Example: Diamond Prices by Cut
Examine the distribution of diamond prices by cut. What do you observe?
ggplot (data = diamonds, mapping = aes (x = cut, y = price)) +
geom_boxplot ()
This suggests the counterintuitive finding that higher-quality diamonds are cheaper on average. Why might this be the case?
Example: Highway Mileage by Vehicle Class
Consider the mpg dataset.
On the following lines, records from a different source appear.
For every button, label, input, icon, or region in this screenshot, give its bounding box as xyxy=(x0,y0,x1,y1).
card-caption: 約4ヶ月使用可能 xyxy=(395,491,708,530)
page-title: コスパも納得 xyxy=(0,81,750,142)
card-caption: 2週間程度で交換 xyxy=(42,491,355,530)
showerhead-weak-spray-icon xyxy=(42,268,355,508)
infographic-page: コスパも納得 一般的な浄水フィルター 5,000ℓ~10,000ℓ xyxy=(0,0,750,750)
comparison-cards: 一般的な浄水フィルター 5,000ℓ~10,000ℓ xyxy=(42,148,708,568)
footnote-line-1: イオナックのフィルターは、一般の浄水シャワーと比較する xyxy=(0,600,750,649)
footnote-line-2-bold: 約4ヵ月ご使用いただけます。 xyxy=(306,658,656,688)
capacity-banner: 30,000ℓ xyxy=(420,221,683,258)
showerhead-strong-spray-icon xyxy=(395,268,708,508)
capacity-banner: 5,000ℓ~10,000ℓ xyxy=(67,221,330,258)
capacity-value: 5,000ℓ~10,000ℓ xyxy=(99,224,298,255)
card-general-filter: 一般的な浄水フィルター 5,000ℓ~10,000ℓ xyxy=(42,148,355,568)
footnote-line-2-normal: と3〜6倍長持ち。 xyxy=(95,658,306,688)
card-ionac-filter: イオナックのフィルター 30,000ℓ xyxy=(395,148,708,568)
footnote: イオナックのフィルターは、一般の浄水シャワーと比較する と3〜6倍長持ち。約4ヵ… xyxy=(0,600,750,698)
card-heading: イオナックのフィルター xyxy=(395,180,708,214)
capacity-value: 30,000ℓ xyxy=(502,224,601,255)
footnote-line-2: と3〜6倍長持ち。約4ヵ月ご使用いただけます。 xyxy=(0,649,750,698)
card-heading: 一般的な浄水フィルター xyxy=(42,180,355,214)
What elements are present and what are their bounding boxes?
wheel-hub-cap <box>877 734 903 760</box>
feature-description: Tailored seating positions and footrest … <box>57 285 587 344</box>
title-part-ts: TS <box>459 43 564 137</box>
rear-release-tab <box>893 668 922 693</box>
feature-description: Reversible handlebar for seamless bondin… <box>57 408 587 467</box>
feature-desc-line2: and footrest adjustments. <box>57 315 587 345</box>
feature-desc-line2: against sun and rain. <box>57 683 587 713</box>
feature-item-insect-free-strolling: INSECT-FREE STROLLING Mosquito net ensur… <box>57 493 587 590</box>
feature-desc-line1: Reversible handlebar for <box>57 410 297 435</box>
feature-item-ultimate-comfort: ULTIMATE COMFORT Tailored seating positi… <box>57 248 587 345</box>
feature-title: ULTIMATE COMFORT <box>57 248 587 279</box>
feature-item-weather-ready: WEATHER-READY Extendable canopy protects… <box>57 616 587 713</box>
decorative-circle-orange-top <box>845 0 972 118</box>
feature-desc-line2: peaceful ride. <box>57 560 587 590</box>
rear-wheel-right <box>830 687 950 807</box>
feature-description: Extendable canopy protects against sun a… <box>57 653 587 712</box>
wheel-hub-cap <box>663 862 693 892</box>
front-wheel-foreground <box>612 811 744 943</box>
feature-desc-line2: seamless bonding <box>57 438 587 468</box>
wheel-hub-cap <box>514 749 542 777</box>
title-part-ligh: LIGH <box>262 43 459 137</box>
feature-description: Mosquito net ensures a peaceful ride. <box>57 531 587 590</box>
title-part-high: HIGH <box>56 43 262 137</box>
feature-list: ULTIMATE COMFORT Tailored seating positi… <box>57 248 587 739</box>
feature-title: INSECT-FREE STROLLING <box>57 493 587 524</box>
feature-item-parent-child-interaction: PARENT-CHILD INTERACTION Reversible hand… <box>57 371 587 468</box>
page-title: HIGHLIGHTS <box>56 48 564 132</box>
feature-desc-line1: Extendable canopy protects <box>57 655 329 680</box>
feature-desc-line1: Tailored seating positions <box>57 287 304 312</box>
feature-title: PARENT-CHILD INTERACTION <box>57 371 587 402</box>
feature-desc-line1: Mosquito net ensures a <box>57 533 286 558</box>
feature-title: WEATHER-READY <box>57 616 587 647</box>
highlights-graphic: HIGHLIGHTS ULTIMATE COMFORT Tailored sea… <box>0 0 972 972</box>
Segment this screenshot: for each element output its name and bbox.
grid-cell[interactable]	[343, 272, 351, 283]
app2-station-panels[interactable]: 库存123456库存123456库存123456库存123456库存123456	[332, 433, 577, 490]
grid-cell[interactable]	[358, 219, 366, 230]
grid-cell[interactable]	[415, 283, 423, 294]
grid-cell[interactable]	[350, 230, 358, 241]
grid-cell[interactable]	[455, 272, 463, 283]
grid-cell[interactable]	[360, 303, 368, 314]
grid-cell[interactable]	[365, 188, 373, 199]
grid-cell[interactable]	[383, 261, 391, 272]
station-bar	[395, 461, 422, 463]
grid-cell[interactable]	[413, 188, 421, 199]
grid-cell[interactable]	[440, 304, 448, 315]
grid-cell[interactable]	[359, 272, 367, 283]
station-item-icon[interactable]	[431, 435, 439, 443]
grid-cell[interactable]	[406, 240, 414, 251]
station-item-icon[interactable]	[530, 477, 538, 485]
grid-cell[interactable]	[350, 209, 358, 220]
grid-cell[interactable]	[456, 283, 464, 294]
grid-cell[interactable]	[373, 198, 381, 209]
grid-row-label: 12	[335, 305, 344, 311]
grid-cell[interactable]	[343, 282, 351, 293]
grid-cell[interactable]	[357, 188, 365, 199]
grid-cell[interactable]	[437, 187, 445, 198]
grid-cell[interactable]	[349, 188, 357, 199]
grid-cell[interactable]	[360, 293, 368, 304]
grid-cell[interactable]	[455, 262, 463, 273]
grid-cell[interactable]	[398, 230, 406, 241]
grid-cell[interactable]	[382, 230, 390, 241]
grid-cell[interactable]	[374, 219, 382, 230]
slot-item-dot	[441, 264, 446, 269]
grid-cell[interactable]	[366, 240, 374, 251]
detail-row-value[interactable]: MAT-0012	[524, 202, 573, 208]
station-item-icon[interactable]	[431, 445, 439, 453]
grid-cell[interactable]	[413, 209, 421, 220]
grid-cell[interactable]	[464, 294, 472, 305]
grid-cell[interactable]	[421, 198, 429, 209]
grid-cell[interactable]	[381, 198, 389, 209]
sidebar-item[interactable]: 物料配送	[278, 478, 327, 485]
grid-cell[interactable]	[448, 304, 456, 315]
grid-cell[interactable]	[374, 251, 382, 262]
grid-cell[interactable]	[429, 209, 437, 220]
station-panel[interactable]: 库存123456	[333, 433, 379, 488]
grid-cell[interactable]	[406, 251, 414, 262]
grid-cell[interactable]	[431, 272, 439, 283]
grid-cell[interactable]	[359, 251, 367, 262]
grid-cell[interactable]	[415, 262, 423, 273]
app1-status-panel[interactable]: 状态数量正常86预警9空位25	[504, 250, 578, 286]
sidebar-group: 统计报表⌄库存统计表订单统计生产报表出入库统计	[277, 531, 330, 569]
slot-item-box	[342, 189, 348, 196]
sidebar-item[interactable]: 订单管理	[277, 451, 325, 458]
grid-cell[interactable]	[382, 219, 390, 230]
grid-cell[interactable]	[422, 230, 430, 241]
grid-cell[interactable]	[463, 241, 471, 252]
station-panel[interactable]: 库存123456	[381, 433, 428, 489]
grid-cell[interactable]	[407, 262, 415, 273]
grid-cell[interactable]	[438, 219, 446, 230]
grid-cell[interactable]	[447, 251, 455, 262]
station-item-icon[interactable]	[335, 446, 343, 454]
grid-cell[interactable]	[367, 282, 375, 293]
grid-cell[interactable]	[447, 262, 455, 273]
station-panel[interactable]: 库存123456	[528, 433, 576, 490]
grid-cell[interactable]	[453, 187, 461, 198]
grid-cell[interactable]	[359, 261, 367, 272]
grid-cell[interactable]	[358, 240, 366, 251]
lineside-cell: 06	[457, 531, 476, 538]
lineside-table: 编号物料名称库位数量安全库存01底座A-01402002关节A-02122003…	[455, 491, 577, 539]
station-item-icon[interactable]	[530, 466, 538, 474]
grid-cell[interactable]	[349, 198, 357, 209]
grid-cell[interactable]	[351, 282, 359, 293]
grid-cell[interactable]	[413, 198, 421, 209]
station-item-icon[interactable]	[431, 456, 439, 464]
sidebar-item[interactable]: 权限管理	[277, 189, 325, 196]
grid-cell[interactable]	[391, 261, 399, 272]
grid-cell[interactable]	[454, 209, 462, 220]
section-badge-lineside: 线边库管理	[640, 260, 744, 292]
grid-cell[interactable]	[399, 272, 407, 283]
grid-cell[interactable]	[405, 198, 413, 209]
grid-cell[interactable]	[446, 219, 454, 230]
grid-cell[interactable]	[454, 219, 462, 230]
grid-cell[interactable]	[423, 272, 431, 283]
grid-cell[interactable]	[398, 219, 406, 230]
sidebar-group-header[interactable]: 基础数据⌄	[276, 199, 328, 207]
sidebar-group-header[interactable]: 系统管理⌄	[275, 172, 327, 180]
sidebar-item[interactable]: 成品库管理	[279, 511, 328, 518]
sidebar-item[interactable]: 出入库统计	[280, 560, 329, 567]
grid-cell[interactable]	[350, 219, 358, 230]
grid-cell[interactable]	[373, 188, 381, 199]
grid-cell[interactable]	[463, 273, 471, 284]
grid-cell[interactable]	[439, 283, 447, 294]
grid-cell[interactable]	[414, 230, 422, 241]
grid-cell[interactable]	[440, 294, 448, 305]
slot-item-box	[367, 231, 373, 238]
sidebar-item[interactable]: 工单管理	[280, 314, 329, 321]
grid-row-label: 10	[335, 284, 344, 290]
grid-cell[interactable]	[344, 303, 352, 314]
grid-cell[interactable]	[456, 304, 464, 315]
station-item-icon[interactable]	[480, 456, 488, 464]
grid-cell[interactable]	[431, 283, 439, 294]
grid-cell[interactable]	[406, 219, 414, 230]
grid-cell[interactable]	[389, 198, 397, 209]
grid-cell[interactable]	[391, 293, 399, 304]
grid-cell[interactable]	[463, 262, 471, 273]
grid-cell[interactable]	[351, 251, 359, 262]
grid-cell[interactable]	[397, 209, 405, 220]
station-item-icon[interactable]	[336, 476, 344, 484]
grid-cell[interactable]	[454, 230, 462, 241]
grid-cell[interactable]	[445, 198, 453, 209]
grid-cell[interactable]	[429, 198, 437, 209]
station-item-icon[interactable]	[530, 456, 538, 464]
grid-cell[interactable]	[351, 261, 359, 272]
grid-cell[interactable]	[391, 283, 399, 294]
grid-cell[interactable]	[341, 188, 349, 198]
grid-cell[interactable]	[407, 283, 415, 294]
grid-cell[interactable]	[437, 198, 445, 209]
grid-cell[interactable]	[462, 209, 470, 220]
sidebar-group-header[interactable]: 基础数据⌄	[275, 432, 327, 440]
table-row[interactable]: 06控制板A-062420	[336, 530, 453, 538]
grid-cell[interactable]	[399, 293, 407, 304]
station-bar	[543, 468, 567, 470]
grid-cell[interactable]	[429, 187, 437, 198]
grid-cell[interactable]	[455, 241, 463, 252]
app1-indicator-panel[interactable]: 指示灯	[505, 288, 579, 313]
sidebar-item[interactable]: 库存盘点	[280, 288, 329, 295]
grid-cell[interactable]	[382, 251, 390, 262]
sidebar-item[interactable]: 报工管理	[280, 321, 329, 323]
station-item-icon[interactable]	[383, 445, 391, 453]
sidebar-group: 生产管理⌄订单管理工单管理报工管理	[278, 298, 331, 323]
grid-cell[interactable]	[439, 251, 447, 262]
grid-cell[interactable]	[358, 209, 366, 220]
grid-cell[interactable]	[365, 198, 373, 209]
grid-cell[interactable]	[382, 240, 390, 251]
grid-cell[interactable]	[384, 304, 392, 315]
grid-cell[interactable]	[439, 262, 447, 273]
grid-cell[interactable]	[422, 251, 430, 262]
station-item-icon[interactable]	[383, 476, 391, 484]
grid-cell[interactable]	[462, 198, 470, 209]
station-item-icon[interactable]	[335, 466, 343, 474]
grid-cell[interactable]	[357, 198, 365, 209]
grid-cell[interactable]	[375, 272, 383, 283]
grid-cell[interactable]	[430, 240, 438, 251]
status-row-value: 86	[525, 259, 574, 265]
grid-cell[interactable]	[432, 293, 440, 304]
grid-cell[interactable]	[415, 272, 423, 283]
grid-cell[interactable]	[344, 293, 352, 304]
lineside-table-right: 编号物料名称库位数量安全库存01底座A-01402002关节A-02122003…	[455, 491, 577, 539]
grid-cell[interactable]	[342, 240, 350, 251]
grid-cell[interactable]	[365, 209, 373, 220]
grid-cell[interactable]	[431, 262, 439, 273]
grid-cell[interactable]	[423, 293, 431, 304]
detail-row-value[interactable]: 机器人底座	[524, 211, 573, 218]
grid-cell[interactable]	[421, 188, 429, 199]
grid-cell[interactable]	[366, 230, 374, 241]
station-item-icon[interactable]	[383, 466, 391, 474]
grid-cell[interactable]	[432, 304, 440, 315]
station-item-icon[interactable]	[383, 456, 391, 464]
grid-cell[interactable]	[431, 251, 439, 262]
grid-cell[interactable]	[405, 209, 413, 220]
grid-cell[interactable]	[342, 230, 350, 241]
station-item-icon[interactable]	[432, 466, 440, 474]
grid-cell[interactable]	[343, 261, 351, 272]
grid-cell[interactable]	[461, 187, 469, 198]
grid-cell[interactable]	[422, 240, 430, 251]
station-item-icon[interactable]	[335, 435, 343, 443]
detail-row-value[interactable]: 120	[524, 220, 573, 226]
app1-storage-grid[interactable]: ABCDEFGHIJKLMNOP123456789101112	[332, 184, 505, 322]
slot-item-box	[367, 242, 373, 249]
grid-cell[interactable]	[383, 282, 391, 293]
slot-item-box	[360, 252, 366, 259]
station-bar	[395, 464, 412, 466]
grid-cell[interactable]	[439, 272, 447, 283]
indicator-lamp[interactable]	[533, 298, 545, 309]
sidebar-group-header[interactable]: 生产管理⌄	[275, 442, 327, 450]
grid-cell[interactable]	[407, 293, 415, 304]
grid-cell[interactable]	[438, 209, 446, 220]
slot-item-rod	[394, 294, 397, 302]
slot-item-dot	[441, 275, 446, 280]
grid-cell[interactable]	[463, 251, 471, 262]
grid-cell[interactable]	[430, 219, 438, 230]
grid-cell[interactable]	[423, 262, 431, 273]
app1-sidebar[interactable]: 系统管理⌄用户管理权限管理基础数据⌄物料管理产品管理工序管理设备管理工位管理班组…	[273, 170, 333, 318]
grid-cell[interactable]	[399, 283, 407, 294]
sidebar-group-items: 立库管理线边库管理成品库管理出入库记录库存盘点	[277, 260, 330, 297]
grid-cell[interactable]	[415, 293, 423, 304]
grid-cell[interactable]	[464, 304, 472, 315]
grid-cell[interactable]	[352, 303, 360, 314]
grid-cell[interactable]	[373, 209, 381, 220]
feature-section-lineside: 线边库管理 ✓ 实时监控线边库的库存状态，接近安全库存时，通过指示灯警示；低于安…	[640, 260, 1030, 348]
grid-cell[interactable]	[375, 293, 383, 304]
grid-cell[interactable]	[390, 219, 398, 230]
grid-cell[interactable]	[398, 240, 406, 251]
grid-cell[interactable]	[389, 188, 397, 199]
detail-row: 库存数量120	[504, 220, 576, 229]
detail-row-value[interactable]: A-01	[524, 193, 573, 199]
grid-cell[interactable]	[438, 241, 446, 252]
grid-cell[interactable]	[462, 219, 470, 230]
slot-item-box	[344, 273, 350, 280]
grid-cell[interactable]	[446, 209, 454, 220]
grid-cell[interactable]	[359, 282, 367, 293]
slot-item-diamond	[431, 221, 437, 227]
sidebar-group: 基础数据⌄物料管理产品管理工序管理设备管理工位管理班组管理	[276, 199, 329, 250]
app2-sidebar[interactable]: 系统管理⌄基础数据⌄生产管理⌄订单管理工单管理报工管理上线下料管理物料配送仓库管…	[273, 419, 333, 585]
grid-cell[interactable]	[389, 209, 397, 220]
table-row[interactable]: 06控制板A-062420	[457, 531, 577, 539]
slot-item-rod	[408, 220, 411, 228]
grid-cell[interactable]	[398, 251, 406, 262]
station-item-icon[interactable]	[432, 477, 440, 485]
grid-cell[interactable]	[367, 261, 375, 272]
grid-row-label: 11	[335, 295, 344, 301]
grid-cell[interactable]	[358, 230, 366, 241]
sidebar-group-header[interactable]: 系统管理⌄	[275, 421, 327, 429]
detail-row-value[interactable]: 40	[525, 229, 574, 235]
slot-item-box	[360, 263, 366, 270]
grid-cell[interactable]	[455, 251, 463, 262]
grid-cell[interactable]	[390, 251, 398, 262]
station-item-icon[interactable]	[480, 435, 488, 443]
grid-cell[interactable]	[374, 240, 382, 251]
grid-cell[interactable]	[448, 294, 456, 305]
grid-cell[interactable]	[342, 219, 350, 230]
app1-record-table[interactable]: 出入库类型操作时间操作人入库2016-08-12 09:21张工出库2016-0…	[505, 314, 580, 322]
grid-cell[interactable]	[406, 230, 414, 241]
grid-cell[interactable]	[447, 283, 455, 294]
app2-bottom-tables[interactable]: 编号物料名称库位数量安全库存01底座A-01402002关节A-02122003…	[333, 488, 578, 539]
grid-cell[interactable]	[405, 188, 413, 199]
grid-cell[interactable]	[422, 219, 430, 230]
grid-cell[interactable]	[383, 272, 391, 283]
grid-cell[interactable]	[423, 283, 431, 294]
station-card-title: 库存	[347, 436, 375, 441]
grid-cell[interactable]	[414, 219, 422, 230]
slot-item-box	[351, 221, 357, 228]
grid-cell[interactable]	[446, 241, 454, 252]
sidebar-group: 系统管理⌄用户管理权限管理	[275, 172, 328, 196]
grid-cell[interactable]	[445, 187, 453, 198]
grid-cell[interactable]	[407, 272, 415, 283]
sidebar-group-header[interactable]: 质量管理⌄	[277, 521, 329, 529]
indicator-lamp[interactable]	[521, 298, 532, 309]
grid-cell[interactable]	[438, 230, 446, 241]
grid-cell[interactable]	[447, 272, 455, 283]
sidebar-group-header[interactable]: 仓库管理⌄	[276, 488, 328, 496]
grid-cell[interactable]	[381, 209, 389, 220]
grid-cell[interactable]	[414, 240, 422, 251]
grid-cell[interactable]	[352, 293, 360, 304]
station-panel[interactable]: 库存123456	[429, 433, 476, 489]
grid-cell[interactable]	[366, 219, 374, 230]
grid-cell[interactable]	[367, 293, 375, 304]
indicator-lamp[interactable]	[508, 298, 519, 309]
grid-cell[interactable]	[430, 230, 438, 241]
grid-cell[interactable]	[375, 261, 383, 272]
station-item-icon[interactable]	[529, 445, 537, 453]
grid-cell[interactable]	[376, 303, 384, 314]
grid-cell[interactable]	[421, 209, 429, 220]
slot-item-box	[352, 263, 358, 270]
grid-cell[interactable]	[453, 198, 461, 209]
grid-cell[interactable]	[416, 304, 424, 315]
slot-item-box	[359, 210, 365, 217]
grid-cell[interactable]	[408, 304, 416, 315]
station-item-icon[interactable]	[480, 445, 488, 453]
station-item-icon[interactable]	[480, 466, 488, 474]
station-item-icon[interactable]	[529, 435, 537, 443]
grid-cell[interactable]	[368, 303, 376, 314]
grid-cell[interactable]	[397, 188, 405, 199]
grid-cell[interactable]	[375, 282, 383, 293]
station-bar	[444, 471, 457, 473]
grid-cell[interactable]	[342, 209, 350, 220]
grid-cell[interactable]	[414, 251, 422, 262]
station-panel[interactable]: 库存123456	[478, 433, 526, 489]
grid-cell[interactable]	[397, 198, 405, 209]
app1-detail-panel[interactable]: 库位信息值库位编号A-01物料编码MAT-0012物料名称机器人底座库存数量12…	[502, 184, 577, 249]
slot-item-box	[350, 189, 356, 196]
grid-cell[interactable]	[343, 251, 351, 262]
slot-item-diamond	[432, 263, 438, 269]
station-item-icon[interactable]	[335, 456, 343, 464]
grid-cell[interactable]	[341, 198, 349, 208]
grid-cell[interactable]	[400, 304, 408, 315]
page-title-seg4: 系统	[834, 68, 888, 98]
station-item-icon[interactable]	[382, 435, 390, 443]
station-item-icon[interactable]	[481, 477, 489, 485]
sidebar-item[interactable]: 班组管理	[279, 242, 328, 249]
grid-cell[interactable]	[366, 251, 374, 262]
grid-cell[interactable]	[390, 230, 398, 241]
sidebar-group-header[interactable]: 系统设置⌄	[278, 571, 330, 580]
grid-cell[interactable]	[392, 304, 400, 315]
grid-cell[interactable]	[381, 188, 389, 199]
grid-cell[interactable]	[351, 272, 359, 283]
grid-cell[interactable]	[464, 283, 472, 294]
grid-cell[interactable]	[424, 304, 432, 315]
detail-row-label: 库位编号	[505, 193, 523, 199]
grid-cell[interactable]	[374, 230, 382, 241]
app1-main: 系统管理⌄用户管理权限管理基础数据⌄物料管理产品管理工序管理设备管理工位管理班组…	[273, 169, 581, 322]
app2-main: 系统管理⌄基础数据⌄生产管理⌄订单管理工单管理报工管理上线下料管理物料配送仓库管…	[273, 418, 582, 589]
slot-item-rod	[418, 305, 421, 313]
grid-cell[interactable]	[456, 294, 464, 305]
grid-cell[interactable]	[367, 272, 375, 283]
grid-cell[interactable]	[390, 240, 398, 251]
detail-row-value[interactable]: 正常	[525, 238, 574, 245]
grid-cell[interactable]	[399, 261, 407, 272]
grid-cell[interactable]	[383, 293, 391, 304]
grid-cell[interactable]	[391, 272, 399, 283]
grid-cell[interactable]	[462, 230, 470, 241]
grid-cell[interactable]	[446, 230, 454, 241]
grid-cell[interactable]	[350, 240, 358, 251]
We want to understand how highway mileage (hwy) varies across vehicle classes (class)
To make patterns easier to see, reorder class by the median of hwy using reorder(..., FUN = median)
For long variable names, geom_boxplot() may be clearer when flipped using coord_flip()
ggplot (data = mpg) +
geom_boxplot (mapping = aes (x = reorder (class, hwy, FUN = median), y = hwy)) #+
Two Categorical Variables
To visualise covariation between categorical variables, count the number of observations for each combination.
One approach is to use geom_count()
ggplot (data = diamonds) +
geom_count (mapping = aes (x = cut, y = color))
Example: Computing Counts with dplyr
Another approach is to compute counts using dplyr
diamonds %>%
count (color, cut)
Example: Visualising Counts with geom_tile()
Then visualise the counts using geom_tile() with the fill aesthetic
diamonds %>%
count (color, cut) %>%
ggplot (mapping = aes (x = color, y = cut)) +
geom_tile (mapping = aes (fill = n))
Two Continuous Variables
A common way to visualise the covariation between two continuous variables is a scatter plot using geom_point()
Covariation appears as patterns in the points
Example: visualise the relationship between carat size and price of diamonds
ggplot (data = diamonds) +
geom_point (mapping = aes (x = carat, y = price))
Other Ways to Visualise the Relationship
Use the alpha aesthetic to add transparency
Use geom_bin2d() or geom_hex() to bin observations in two dimensions
Bin one continuous variable so that it behaves like a categorical variable
Example: Add Transparency
ggplot (data = diamonds) +
geom_point (mapping = aes (x = carat, y = price), alpha = 1 / 100 )
From Data Patterns to Models
Patterns in your data provide clues about relationships
Models are tools for extracting and formalising these patterns
References
Wickham, Hadley, Mine Çetinkaya-Rundel, and Garrett Grolemund. 2023. R for Data Science: Import, Tidy, Transform, Visualize, and Model Data . 2nd ed. O’Reilly Media.